First European Encounter
Juan de Salcedo arrived with around 80 soldiers in June 1572. He came to Vigan upon instructions from Spain’s King Philip II and then Governor General Guido de Lavezares to establish Spanish presence in the area. It seems though that this is not the first incursion of the Spaniards to this region because they have already identified one of the rivers that flow beside the targeted settlement as Bigan; and there is a tale about how this name came about which involved a conversation between a Spaniard and a local.
It is said that the word Vigan came from the Ilocano word bigaa. The word was a reply by a Filipino native who was asked by a Spaniard walking by the Mestizo River what the name was of the place he was traveling in. Thinking that he was being asked about the name of the plant to which the finger of the Spaniard was unintentionally pointing to, the Filipino replied, “Bigaa.” The bigaa is like a taro plant that can be found in abundance along the banks of the river during those olden times.
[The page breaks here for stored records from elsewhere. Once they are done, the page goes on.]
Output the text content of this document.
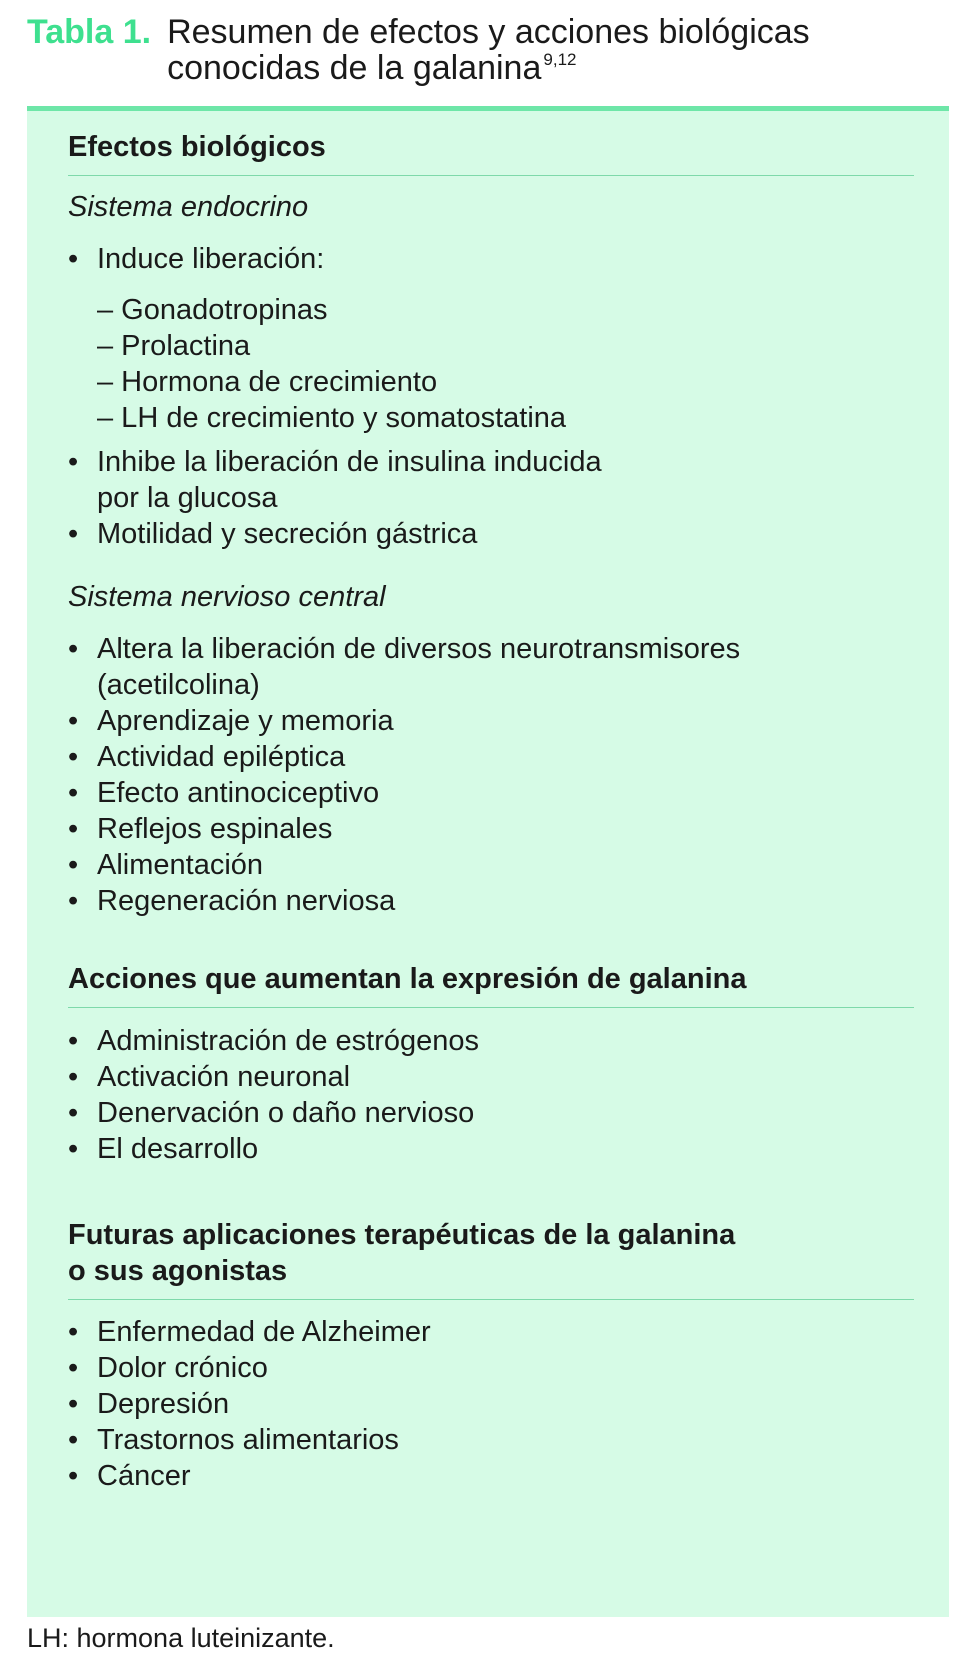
Tabla 1. Resumen de efectos y acciones biológicas
conocidas de la galanina $^{9,12}$
Efectos biológicos

Sistema endocrino

• Induce liberación:
– Gonadotropinas
– Prolactina
– Hormona de crecimiento
– LH de crecimiento y somatostatina
• Inhibe la liberación de insulina inducida
por la glucosa
• Motilidad y secreción gástrica

Sistema nervioso central

• Altera la liberación de diversos neurotransmisores
(acetilcolina)
• Aprendizaje y memoria
• Actividad epiléptica
• Efecto antinociceptivo
• Reflejos espinales
• Alimentación
• Regeneración nerviosa
Acciones que aumentan la expresión de galanina
• Administración de estrógenos
• Activación neuronal
• Denervación o daño nervioso
• El desarrollo
Futuras aplicaciones terapéuticas de la galanina
o sus agonistas
• Enfermedad de Alzheimer
• Dolor crónico
• Depresión
• Trastornos alimentarios
• Cáncer
LH: hormona luteinizante.
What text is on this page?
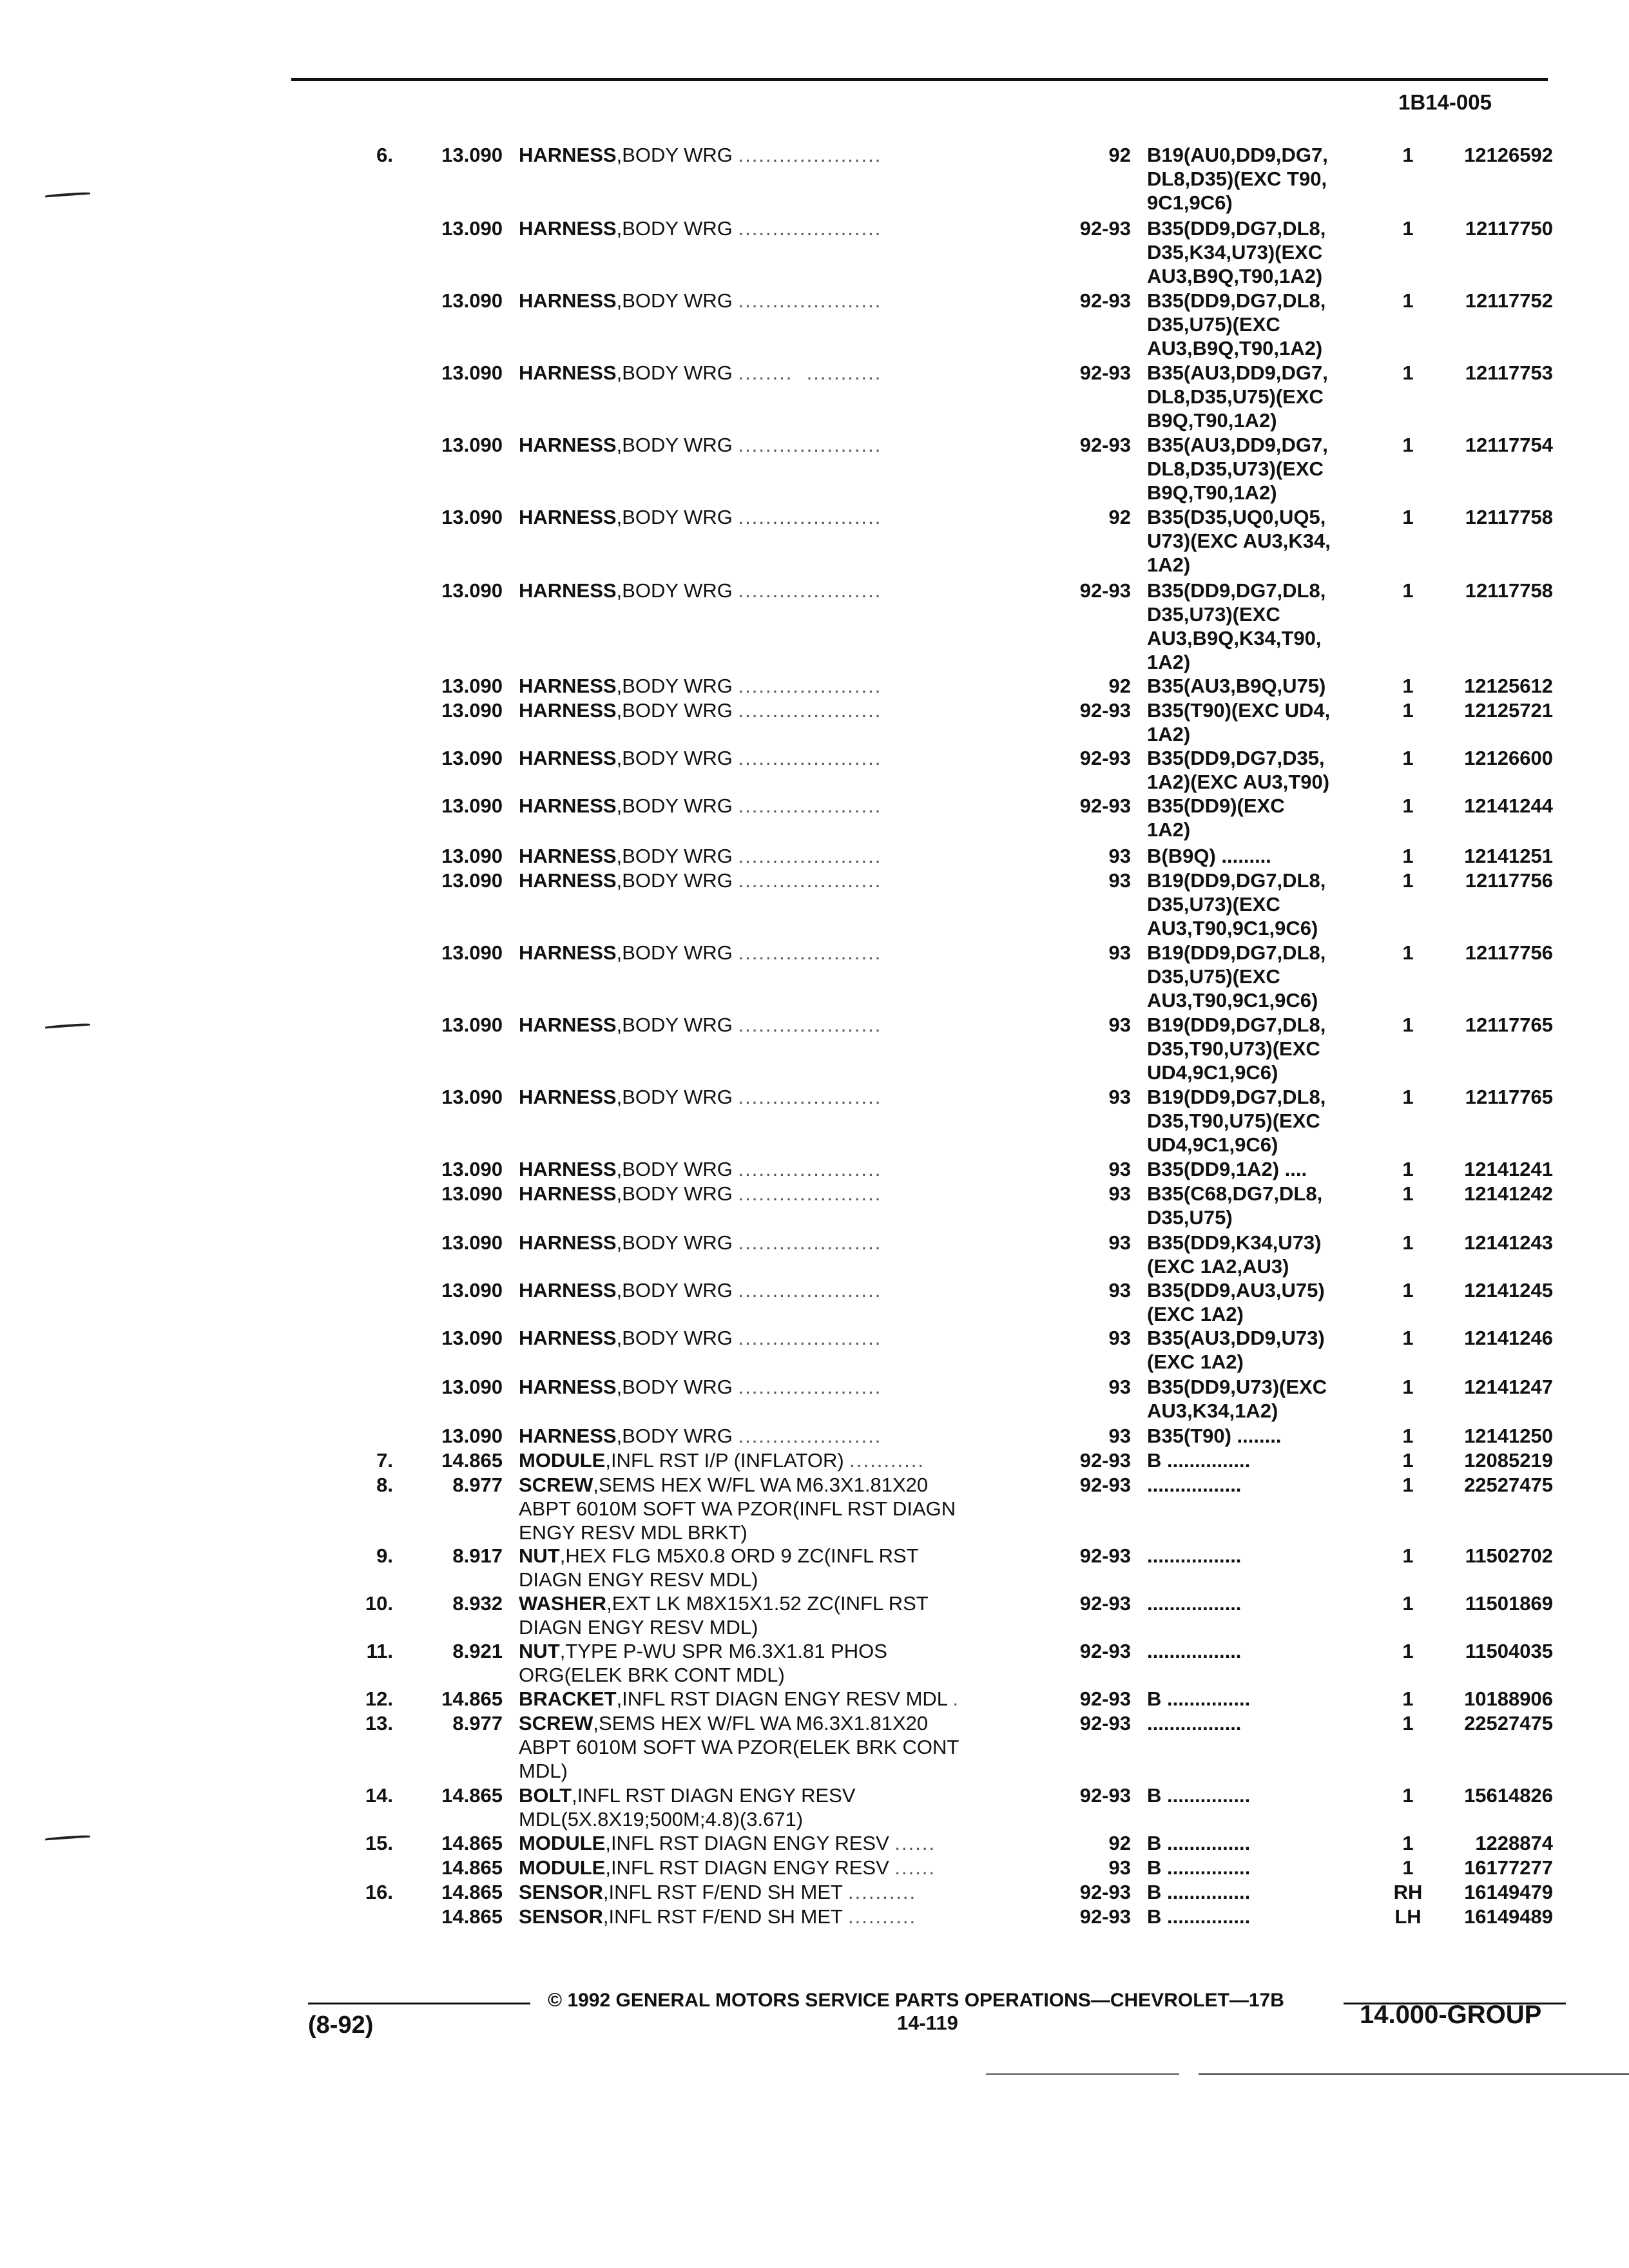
1B14-005
6.	13.090 HARNESS,BODY WRG .....................	92 B19(AU0,DD9,DG7,
DL8,D35)(EXC T90,
9C1,9C6)
1	12126592
13.090 HARNESS,BODY WRG .....................	92-93 B35(DD9,DG7,DL8,
D35,K34,U73)(EXC
AU3,B9Q,T90,1A2)
1	12117750
13.090 HARNESS,BODY WRG .....................	92-93 B35(DD9,DG7,DL8,
D35,U75)(EXC
AU3,B9Q,T90,1A2)
1	12117752
13.090 HARNESS,BODY WRG ........  ...........	92-93 B35(AU3,DD9,DG7,
DL8,D35,U75)(EXC
B9Q,T90,1A2)
1	12117753
13.090 HARNESS,BODY WRG .....................	92-93 B35(AU3,DD9,DG7,
DL8,D35,U73)(EXC
B9Q,T90,1A2)
1	12117754
13.090 HARNESS,BODY WRG .....................	92 B35(D35,UQ0,UQ5,
U73)(EXC AU3,K34,
1A2)
1	12117758
13.090 HARNESS,BODY WRG .....................	92-93 B35(DD9,DG7,DL8,
D35,U73)(EXC
AU3,B9Q,K34,T90,
1A2)
1	12117758
13.090 HARNESS,BODY WRG .....................	92 B35(AU3,B9Q,U75)	1	12125612
13.090 HARNESS,BODY WRG .....................	92-93 B35(T90)(EXC UD4,
1A2)
1	12125721
13.090 HARNESS,BODY WRG .....................	92-93 B35(DD9,DG7,D35,
1A2)(EXC AU3,T90)
1	12126600
13.090 HARNESS,BODY WRG .....................	92-93 B35(DD9)(EXC
1A2)
1	12141244
13.090 HARNESS,BODY WRG .....................	93 B(B9Q) .........	1	12141251
13.090 HARNESS,BODY WRG .....................	93 B19(DD9,DG7,DL8,
D35,U73)(EXC
AU3,T90,9C1,9C6)
1	12117756
13.090 HARNESS,BODY WRG .....................	93 B19(DD9,DG7,DL8,
D35,U75)(EXC
AU3,T90,9C1,9C6)
1	12117756
13.090 HARNESS,BODY WRG .....................	93 B19(DD9,DG7,DL8,
D35,T90,U73)(EXC
UD4,9C1,9C6)
1	12117765
13.090 HARNESS,BODY WRG .....................	93 B19(DD9,DG7,DL8,
D35,T90,U75)(EXC
UD4,9C1,9C6)
1	12117765
13.090 HARNESS,BODY WRG .....................	93 B35(DD9,1A2) ....	1	12141241
13.090 HARNESS,BODY WRG .....................	93 B35(C68,DG7,DL8,
D35,U75)
1	12141242
13.090 HARNESS,BODY WRG .....................	93 B35(DD9,K34,U73)
(EXC 1A2,AU3)
1	12141243
13.090 HARNESS,BODY WRG .....................	93 B35(DD9,AU3,U75)
(EXC 1A2)
1	12141245
13.090 HARNESS,BODY WRG .....................	93 B35(AU3,DD9,U73)
(EXC 1A2)
1	12141246
13.090 HARNESS,BODY WRG .....................	93 B35(DD9,U73)(EXC
AU3,K34,1A2)
1	12141247
13.090 HARNESS,BODY WRG .....................	93 B35(T90) ........	1	12141250
7.	14.865 MODULE,INFL RST I/P (INFLATOR) ...........	92-93 B ...............	1	12085219
8.	8.977 SCREW,SEMS HEX W/FL WA M6.3X1.81X20
ABPT 6010M SOFT WA PZOR(INFL RST DIAGN
ENGY RESV MDL BRKT)
92-93 .................	1	22527475
9.	8.917 NUT,HEX FLG M5X0.8 ORD 9 ZC(INFL RST
DIAGN ENGY RESV MDL)
92-93 .................	1	11502702
10.	8.932 WASHER,EXT LK M8X15X1.52 ZC(INFL RST
DIAGN ENGY RESV MDL)
92-93 .................	1	11501869
11.	8.921 NUT,TYPE P-WU SPR M6.3X1.81 PHOS
ORG(ELEK BRK CONT MDL)
92-93 .................	1	11504035
12.	14.865 BRACKET,INFL RST DIAGN ENGY RESV MDL .	92-93 B ...............	1	10188906
13.	8.977 SCREW,SEMS HEX W/FL WA M6.3X1.81X20
ABPT 6010M SOFT WA PZOR(ELEK BRK CONT
MDL)
92-93 .................	1	22527475
14.	14.865 BOLT,INFL RST DIAGN ENGY RESV
MDL(5X.8X19;500M;4.8)(3.671)
92-93 B ...............	1	15614826
15.	14.865 MODULE,INFL RST DIAGN ENGY RESV ......	92 B ...............	1	1228874
14.865 MODULE,INFL RST DIAGN ENGY RESV ......	93 B ...............	1	16177277
16.	14.865 SENSOR,INFL RST F/END SH MET ..........	92-93 B ...............	RH	16149479
14.865 SENSOR,INFL RST F/END SH MET ..........	92-93 B ...............	LH	16149489
© 1992 GENERAL MOTORS SERVICE PARTS OPERATIONS—CHEVROLET—17B
(8-92)	14-119	14.000-GROUP
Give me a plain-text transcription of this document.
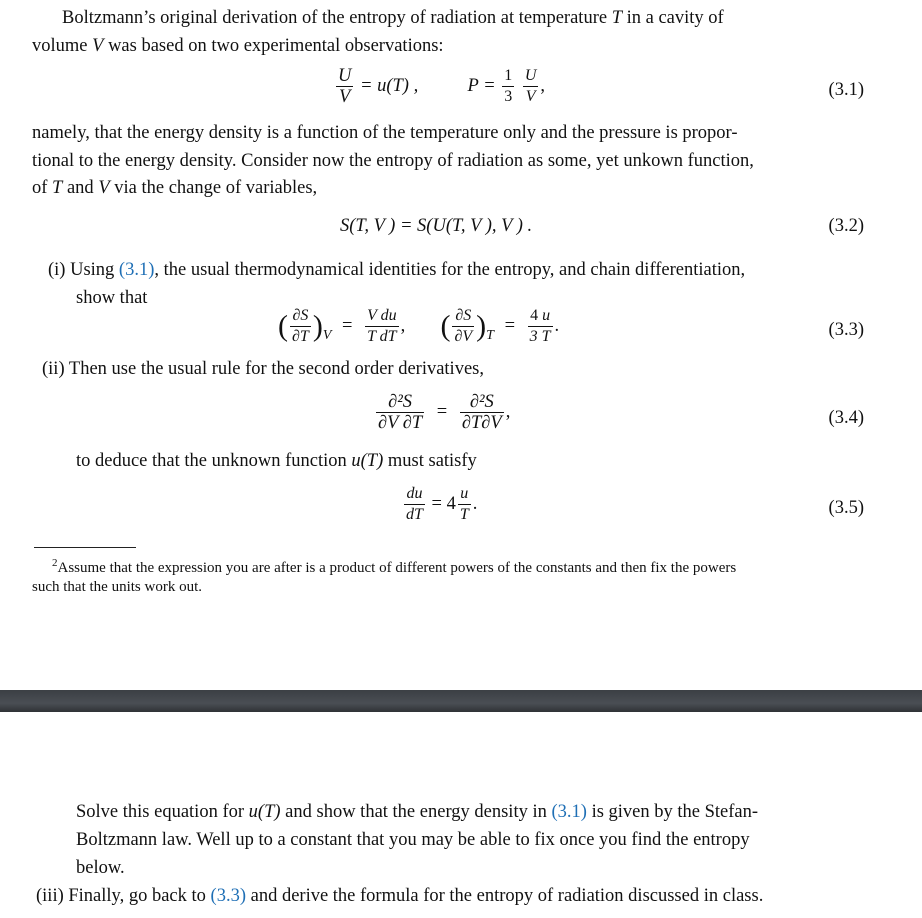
Boltzmann’s original derivation of the entropy of radiation at temperature T in a cavity of
volume V was based on two experimental observations:
$\frac{U}{V} = u(T)$ ,	$P = \frac{1}{3}$
$\frac{U}{V}$ ,	(3.1)
namely, that the energy density is a function of the temperature only and the pressure is propor-
tional to the energy density. Consider now the entropy of radiation as some, yet unkown function,
of T and V via the change of variables,
S(T, V ) = S(U(T, V ), V ) .	(3.2)
(i) Using (3.1), the usual thermodynamical identities for the entropy, and chain differentiation,
show that
( $\frac{\partial S}{\partial T} )_V = \frac{\text{V du}}{\text{T dT}}$ ,  ( $\frac{\partial S}{\partial V} )_T = \frac{4 u}{3 T}$ .	(3.3)
(ii) Then use the usual rule for the second order derivatives,
$\frac{\text{∂²S}}{\partial V \partial T} = \frac{\text{∂²S}}{\partial T\partial V}$ ,	(3.4)
to deduce that the unknown function u(T) must satisfy
$\frac{du}{dT} = 4 \frac{u}{T}$ .	(3.5)
$^2$Assume that the expression you are after is a product of different powers of the constants and then fix the powers
such that the units work out.
Solve this equation for u(T) and show that the energy density in (3.1) is given by the Stefan-
Boltzmann law. Well up to a constant that you may be able to fix once you find the entropy
below.
(iii) Finally, go back to (3.3) and derive the formula for the entropy of radiation discussed in class.
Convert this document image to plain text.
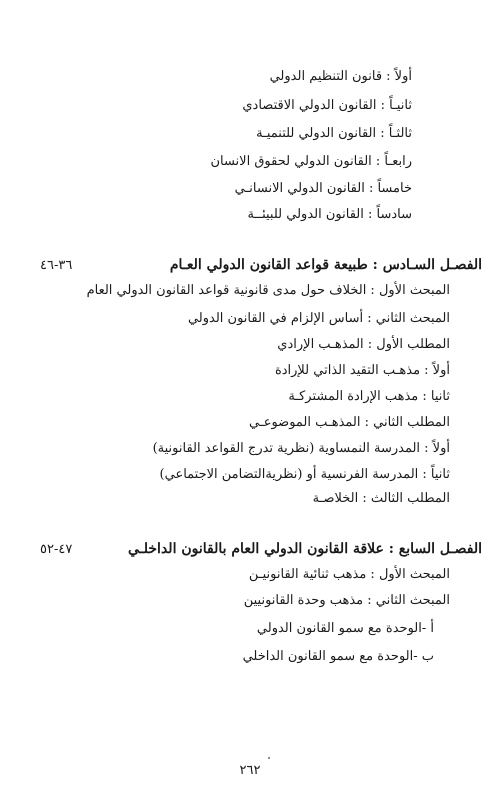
أولاً : قانون التنظيم الدولي
ثانيـاً : القانون الدولي الاقتصادي
ثالثـاً : القانون الدولي للتنميـة
رابعـاً : القانون الدولي لحقوق الانسان
خامساً : القانون الدولي الانسانـي
سادساً : القانون الدولي للبيئــة
الفصـل السـادس : طبيعة قواعد القانون الدولي العـام
٣٦-٤٦
المبحث الأول : الخلاف حول مدى قانونية قواعد القانون الدولي العام
المبحث الثاني : أساس الإلزام في القانون الدولي
المطلب الأول : المذهـب الإرادي
أولاً : مذهـب التقيد الذاتي للإرادة
ثانيا : مذهب الإرادة المشتركـة
المطلب الثاني : المذهـب الموضوعـي
أولاً : المدرسة النمساوية (نظرية تدرج القواعد القانونية)
ثانياً : المدرسة الفرنسية أو (نظريةالتضامن الاجتماعي)
المطلب الثالث : الخلاصـة
الفصـل السابع : علاقة القانون الدولي العام بالقانون الداخلـي
٤٧-٥٢
المبحث الأول : مذهب ثنائية القانونيـن
المبحث الثاني : مذهب وحدة القانونيين
أ -الوحدة مع سمو القانون الدولي
ب -الوحدة مع سمو القانون الداخلي
٢٦٢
It took Juan de Salcedo around 23 days to reach Vigan from Manila. He explored the north and founded a town under Spanish leadership in the settlement of Vigan. From there, he went on to subdue the settlements in the southern part of the main island of Luzon — Albay, Camarines and Catanduanes. For all his efforts, the king made Juan de Salcedo the justicia mayor of the whole province of Ilocos and gave him his own land or encomienda. Aside from what is now known as the Ilocos provinces, his territory included the whole of present-day provinces of Abra and La Union, plus portions of the Mountain Province.
Juan de Salcedo brought with him missionaries of the Augustinian order in 1574 to help in his administration. The missionaries proceeded to evangelize, oversee education in the community and record their observation of the encomienda, together with its history. The town also later became the religious center for the Nueva Segovia’s archdiocese in 1758. By 1591, Vigan already consisted of 19 barrios that contribute 800 tributes to the King’s coffers. The number of its barangays grew to 21 around 1645. It was governed by an alcalde mayor and his deputy. Aside from a priest, there was also a justice. The Spanish residents lived in their own villa or estate, separate from the locals and Chinese residents. The harsh handling of Spanish leaders from both the political administration and the religious resulted to many a revolt by the natives, from the 1600s up to the end of the 1800s.